Metabolife and Michael Ellis were charged with six counts of making "fictitious and fraudulent representations" to the FDA and two counts of "corruptly endeavoring to influence, obstruct and impede proceedings" concerning the regulation of dietary supplements containing ephedra being carried out by the FDA.
Until the sale of ephedra was banned last year, Metabolife's reputation as one of the largest retailers of dietary supplements in the US was based largely on sales of its ephedra-based product Metabolife 356.
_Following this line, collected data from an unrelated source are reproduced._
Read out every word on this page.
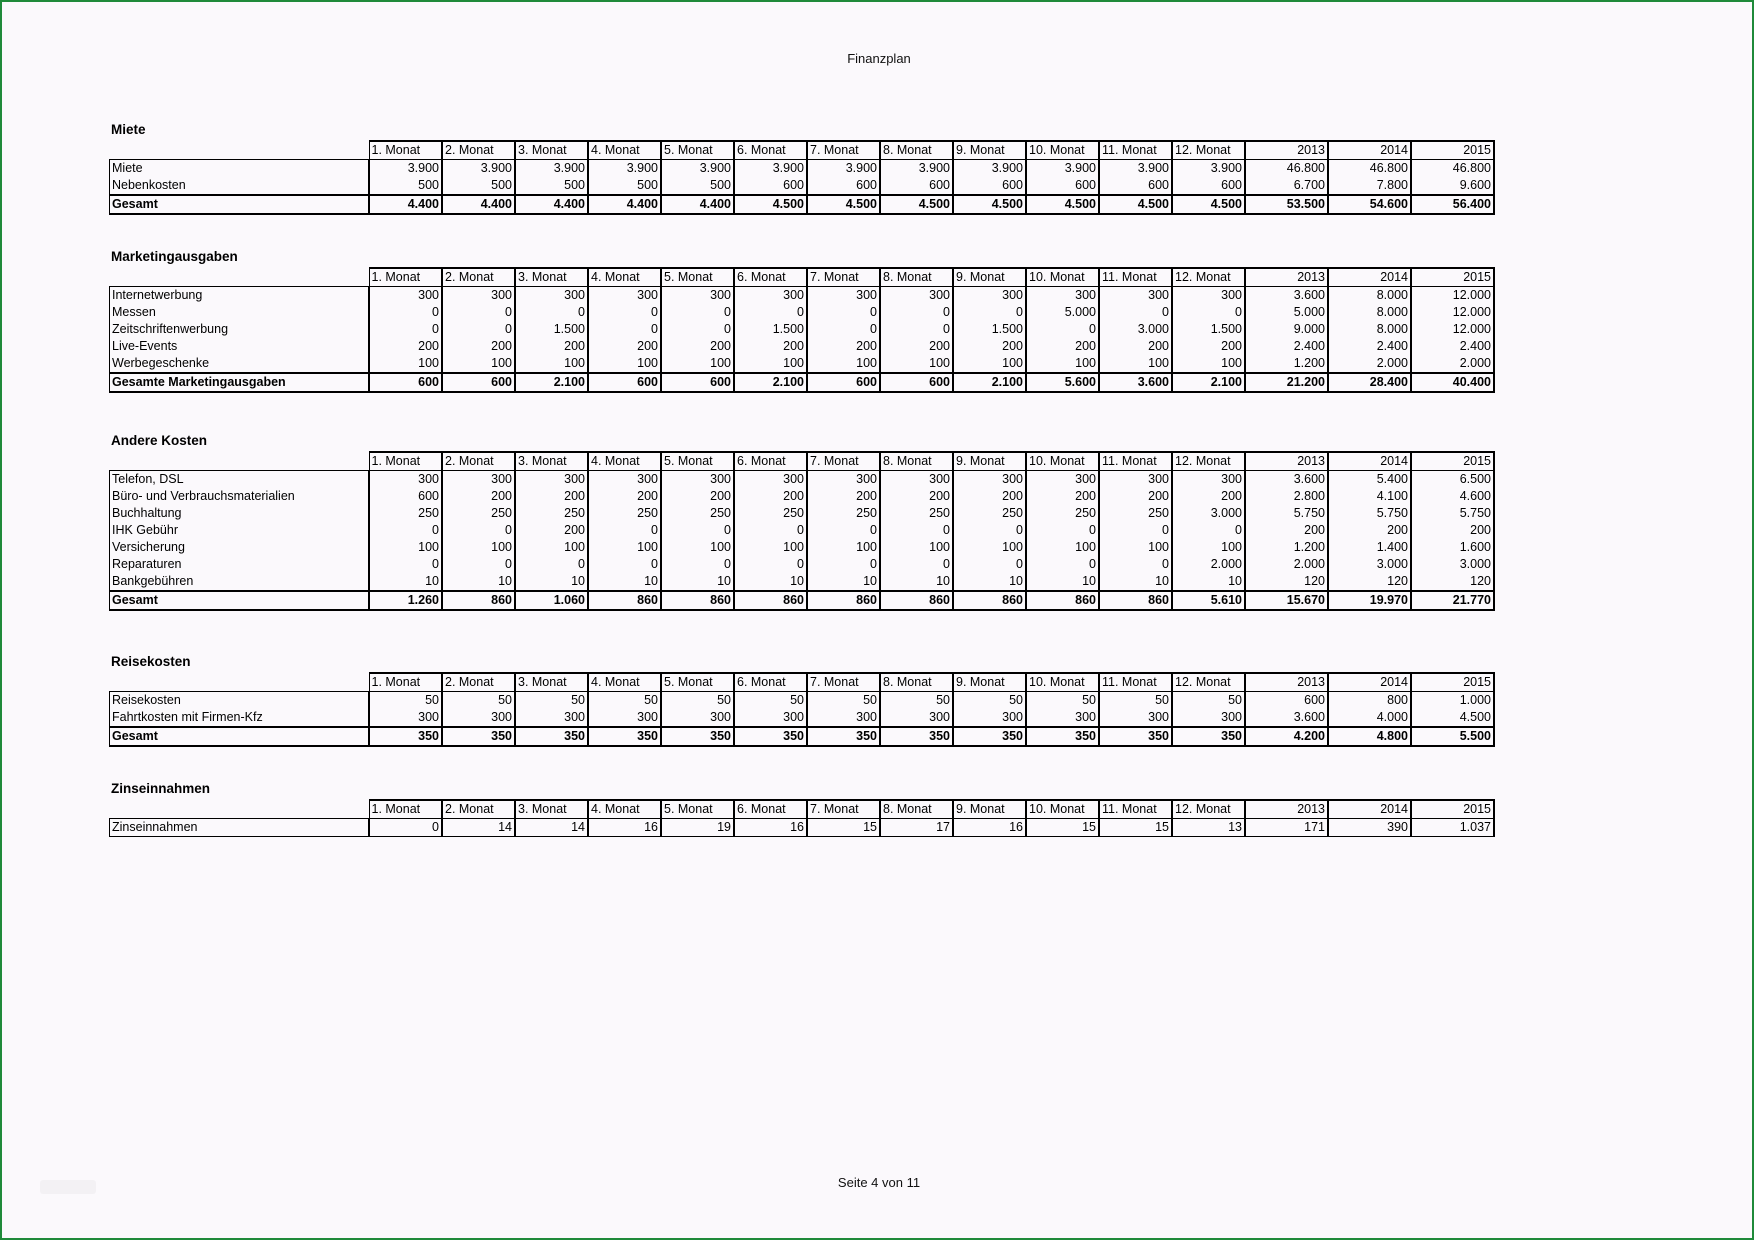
Finanzplan
Miete
	1. Monat	2. Monat	3. Monat	4. Monat	5. Monat	6. Monat	7. Monat	8. Monat	9. Monat	10. Monat	11. Monat	12. Monat	2013	2014	2015
Miete	3.900	3.900	3.900	3.900	3.900	3.900	3.900	3.900	3.900	3.900	3.900	3.900	46.800	46.800	46.800
Nebenkosten	500	500	500	500	500	600	600	600	600	600	600	600	6.700	7.800	9.600
Gesamt	4.400	4.400	4.400	4.400	4.400	4.500	4.500	4.500	4.500	4.500	4.500	4.500	53.500	54.600	56.400
Marketingausgaben
	1. Monat	2. Monat	3. Monat	4. Monat	5. Monat	6. Monat	7. Monat	8. Monat	9. Monat	10. Monat	11. Monat	12. Monat	2013	2014	2015
Internetwerbung	300	300	300	300	300	300	300	300	300	300	300	300	3.600	8.000	12.000
Messen	0	0	0	0	0	0	0	0	0	5.000	0	0	5.000	8.000	12.000
Zeitschriftenwerbung	0	0	1.500	0	0	1.500	0	0	1.500	0	3.000	1.500	9.000	8.000	12.000
Live-Events	200	200	200	200	200	200	200	200	200	200	200	200	2.400	2.400	2.400
Werbegeschenke	100	100	100	100	100	100	100	100	100	100	100	100	1.200	2.000	2.000
Gesamte Marketingausgaben	600	600	2.100	600	600	2.100	600	600	2.100	5.600	3.600	2.100	21.200	28.400	40.400
Andere Kosten
	1. Monat	2. Monat	3. Monat	4. Monat	5. Monat	6. Monat	7. Monat	8. Monat	9. Monat	10. Monat	11. Monat	12. Monat	2013	2014	2015
Telefon, DSL	300	300	300	300	300	300	300	300	300	300	300	300	3.600	5.400	6.500
Büro- und Verbrauchsmaterialien	600	200	200	200	200	200	200	200	200	200	200	200	2.800	4.100	4.600
Buchhaltung	250	250	250	250	250	250	250	250	250	250	250	3.000	5.750	5.750	5.750
IHK Gebühr	0	0	200	0	0	0	0	0	0	0	0	0	200	200	200
Versicherung	100	100	100	100	100	100	100	100	100	100	100	100	1.200	1.400	1.600
Reparaturen	0	0	0	0	0	0	0	0	0	0	0	2.000	2.000	3.000	3.000
Bankgebühren	10	10	10	10	10	10	10	10	10	10	10	10	120	120	120
Gesamt	1.260	860	1.060	860	860	860	860	860	860	860	860	5.610	15.670	19.970	21.770
Reisekosten
	1. Monat	2. Monat	3. Monat	4. Monat	5. Monat	6. Monat	7. Monat	8. Monat	9. Monat	10. Monat	11. Monat	12. Monat	2013	2014	2015
Reisekosten	50	50	50	50	50	50	50	50	50	50	50	50	600	800	1.000
Fahrtkosten mit Firmen-Kfz	300	300	300	300	300	300	300	300	300	300	300	300	3.600	4.000	4.500
Gesamt	350	350	350	350	350	350	350	350	350	350	350	350	4.200	4.800	5.500
Zinseinnahmen
	1. Monat	2. Monat	3. Monat	4. Monat	5. Monat	6. Monat	7. Monat	8. Monat	9. Monat	10. Monat	11. Monat	12. Monat	2013	2014	2015
Zinseinnahmen	0	14	14	16	19	16	15	17	16	15	15	13	171	390	1.037
Seite 4 von 11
Metabolife and Ellis are charged with claiming that that the company had never received notice about consumers suffering serious adverse health effects after taking its product and that the company had a "claims-free history", in letters to the FDA in 1999.
"We will pursue to the full extent of the law those who would seek to mislead consumers by providing false information or impeding investigations of risky products," said acting FDA Commissioner Dr. Lester Crawford.
Metabolife said it no longer sells ephedra-based products and instead sells a range of non-ephedra dietary supplements that are safe and effective when taken as directed.
The defendants are expected back in court on 7 September.
The ban on ephedra was the first carried out by the FDA under powers declared in the 1994 Dietary Supplement Health and Education Act (DSHEA), proving that the much criticized regulation could be used to protect consumers.
Last month, a Crosby woman who suffered brain damage in a stroke after taking ephedra received a $7.4 million jury award. A Southeast Texas jury awarded Rhea McAllister $2.4 million for damage caused by Metabolife's supplement and $5 million in punitive damages.